Por encima de todo, deseó no estar allí sentada, aguardando lo desconocido.

17

– ¿Por qué?

– Porque la historia no es el pasado. La historia ocurrió ya, pero el pasado está ocurriendo. Si esta mesa no hubiese sido hecha alguna vez por un carpintero, no estaría aquí ahora. Si los griegos o los romanos no hubiesen existido, ni tú ni yo estaríamos aquí, o no estaríamos de la misma forma. Y si yo no hubiese nacido hace sesenta y siete años, tú no tendrías ahora quince ni serías esta jovencita tan guapa que eres. No lo olvides nunca: tú eres porque otros fueron.

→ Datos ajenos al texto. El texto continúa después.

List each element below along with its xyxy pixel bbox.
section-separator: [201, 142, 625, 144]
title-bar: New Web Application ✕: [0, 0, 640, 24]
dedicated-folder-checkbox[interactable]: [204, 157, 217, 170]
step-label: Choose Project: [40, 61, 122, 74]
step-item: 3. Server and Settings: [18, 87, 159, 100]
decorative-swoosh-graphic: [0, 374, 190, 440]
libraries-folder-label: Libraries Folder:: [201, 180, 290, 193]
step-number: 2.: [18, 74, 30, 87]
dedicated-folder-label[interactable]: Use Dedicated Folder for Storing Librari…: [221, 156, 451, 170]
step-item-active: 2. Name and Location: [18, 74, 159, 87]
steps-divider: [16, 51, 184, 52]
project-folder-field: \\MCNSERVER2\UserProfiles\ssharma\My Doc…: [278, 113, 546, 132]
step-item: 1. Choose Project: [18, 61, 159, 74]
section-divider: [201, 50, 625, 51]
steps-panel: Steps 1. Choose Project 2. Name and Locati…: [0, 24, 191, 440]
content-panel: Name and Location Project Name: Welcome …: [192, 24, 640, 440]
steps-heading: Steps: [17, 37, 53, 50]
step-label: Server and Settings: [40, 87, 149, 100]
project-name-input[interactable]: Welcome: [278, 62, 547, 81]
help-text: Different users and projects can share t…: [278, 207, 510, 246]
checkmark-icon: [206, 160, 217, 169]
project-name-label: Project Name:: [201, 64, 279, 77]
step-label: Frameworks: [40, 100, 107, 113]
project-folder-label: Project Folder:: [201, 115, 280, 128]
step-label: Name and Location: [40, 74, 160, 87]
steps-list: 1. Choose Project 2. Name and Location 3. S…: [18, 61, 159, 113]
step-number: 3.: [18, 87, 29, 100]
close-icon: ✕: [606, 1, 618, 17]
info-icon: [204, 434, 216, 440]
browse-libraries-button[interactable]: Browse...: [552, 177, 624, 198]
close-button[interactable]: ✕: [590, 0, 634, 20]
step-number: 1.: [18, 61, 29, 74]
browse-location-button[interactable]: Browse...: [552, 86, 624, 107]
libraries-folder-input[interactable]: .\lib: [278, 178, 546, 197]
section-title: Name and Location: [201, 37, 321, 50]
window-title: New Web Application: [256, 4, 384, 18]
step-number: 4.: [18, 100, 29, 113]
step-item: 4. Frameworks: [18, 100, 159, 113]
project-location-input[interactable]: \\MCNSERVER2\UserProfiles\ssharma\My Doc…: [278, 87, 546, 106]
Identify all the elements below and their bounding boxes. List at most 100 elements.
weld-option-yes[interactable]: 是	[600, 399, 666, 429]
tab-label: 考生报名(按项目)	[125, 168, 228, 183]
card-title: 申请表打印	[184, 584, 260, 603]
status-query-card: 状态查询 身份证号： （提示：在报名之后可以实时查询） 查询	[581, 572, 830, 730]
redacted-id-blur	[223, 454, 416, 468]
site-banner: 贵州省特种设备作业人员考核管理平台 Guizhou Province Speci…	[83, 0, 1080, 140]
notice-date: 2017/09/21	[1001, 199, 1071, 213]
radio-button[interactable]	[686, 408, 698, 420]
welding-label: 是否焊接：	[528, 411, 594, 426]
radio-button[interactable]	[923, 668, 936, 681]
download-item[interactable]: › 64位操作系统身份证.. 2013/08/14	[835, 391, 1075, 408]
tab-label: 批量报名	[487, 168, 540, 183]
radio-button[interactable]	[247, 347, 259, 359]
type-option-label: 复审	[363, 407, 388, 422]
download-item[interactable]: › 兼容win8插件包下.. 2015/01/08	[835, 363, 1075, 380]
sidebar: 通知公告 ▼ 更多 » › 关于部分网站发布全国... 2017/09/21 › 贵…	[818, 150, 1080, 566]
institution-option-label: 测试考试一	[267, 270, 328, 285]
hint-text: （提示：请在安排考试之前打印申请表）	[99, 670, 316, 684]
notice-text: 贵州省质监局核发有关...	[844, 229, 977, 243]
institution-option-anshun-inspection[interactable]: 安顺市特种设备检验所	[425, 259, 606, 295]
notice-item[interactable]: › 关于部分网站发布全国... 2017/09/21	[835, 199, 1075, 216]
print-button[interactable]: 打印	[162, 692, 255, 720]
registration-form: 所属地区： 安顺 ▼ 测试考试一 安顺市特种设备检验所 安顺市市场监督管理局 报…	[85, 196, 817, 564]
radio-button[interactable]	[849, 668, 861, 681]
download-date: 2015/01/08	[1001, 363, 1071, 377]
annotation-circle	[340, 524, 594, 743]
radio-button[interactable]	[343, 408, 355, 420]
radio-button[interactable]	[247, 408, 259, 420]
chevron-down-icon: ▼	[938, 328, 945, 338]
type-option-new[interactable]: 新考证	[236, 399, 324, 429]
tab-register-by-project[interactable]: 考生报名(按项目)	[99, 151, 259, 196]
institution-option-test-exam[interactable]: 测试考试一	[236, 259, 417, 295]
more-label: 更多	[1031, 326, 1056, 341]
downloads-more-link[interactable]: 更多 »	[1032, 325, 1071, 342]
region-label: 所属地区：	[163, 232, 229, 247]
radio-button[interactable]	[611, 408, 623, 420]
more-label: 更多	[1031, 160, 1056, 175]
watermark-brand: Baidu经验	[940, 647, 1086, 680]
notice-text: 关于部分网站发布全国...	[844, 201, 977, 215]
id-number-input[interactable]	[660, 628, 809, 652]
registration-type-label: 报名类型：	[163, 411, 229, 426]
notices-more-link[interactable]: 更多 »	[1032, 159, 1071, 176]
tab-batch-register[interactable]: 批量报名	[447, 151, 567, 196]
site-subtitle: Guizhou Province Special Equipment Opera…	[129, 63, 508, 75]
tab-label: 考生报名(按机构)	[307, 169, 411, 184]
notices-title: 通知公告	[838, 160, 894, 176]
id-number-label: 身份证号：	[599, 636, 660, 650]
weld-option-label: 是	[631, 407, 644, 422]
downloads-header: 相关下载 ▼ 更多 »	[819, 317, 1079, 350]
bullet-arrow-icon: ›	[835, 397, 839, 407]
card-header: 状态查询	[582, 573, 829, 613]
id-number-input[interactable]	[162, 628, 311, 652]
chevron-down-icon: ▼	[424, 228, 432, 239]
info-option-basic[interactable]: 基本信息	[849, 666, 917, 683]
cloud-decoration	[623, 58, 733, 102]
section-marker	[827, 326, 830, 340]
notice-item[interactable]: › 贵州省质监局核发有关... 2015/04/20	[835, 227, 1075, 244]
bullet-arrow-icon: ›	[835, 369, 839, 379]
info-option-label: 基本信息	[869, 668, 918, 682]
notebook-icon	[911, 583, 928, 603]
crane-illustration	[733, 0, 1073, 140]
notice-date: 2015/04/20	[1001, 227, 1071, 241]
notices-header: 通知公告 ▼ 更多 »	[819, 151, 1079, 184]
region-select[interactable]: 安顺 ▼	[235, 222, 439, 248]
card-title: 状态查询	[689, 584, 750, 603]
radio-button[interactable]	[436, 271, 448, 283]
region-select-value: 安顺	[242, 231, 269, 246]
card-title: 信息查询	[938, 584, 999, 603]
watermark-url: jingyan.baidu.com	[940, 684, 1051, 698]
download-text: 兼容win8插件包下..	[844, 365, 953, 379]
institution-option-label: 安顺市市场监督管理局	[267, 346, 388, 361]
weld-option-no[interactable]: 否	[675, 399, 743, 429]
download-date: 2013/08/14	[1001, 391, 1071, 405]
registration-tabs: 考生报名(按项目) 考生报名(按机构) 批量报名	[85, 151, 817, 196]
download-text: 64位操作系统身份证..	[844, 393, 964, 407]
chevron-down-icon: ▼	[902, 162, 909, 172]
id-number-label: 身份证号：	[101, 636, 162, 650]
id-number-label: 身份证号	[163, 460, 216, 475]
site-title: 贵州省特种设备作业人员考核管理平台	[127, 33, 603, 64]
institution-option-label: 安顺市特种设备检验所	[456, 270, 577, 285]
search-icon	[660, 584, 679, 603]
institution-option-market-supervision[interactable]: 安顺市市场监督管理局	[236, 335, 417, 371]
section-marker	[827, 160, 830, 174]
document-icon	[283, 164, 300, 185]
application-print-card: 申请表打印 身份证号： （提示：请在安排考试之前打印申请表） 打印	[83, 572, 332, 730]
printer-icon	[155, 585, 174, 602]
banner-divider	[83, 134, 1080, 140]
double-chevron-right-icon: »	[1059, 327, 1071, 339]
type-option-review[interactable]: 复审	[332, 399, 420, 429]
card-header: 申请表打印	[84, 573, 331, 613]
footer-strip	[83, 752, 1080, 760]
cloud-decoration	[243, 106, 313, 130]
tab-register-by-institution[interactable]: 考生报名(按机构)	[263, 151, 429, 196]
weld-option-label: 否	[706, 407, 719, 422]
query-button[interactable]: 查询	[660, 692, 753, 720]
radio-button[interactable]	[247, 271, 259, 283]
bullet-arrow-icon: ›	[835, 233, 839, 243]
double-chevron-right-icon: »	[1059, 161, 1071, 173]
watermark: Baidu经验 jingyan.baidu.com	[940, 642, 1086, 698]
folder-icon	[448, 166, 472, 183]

– Tú no eres el pasado, abuelo.

– Claro que lo soy, y tus padres también… Hasta tú misma eres tu propio pasado, Elisa. Lo que quiero decirte es que el pasado constituye nuestro presente. No es una simple «historia»: es algo que sucede, que está sucediendo. No podemos verlo, ni sentirlo, ni modificarlo, pero nos acompaña siempre, como un fantasma. Y decide nuestra vida, y quizá nuestra muerte. ¿Sabes lo que pienso a veces? Es un pensamiento algo raro, pero me consta que eres muy inteligente, con todas esas matemáticas que sabes, y me comprenderás. La gente suele decir, con cierto temor: «El pasado no ha muerto». Pero ¿sabes lo que más me asusta a mí, Eli? No que el pasado no haya muerto, sino que sea capaz de matarnos…

La negrura se convirtió en sangre. Un color denso, casi pegajoso, cegador.

– No hay imagen -dijo Blanes.

– Pero no existe evidencia de dispersión -apuntó Craig desde el fondo.

El grito los sobrecogió a todos. Dejó en el aire un rastro de palabras apresuradas:

– ¡Por Dios, sí hay imagen ! ¿No os dais cuenta? Jacqueline Clissot casi no apoyaba el trasero en su asiento de la primera fila. Se había doblado por la cintura, como si quisiera meterse en la pantalla.

Elisa comprobó que tenía razón: la luz roja permanecía impenetrable en el centro, pero en la periferia formaba como un halo. El significado no se hizo evidente hasta que el punto de vista de la cámara se desplazó segundos después.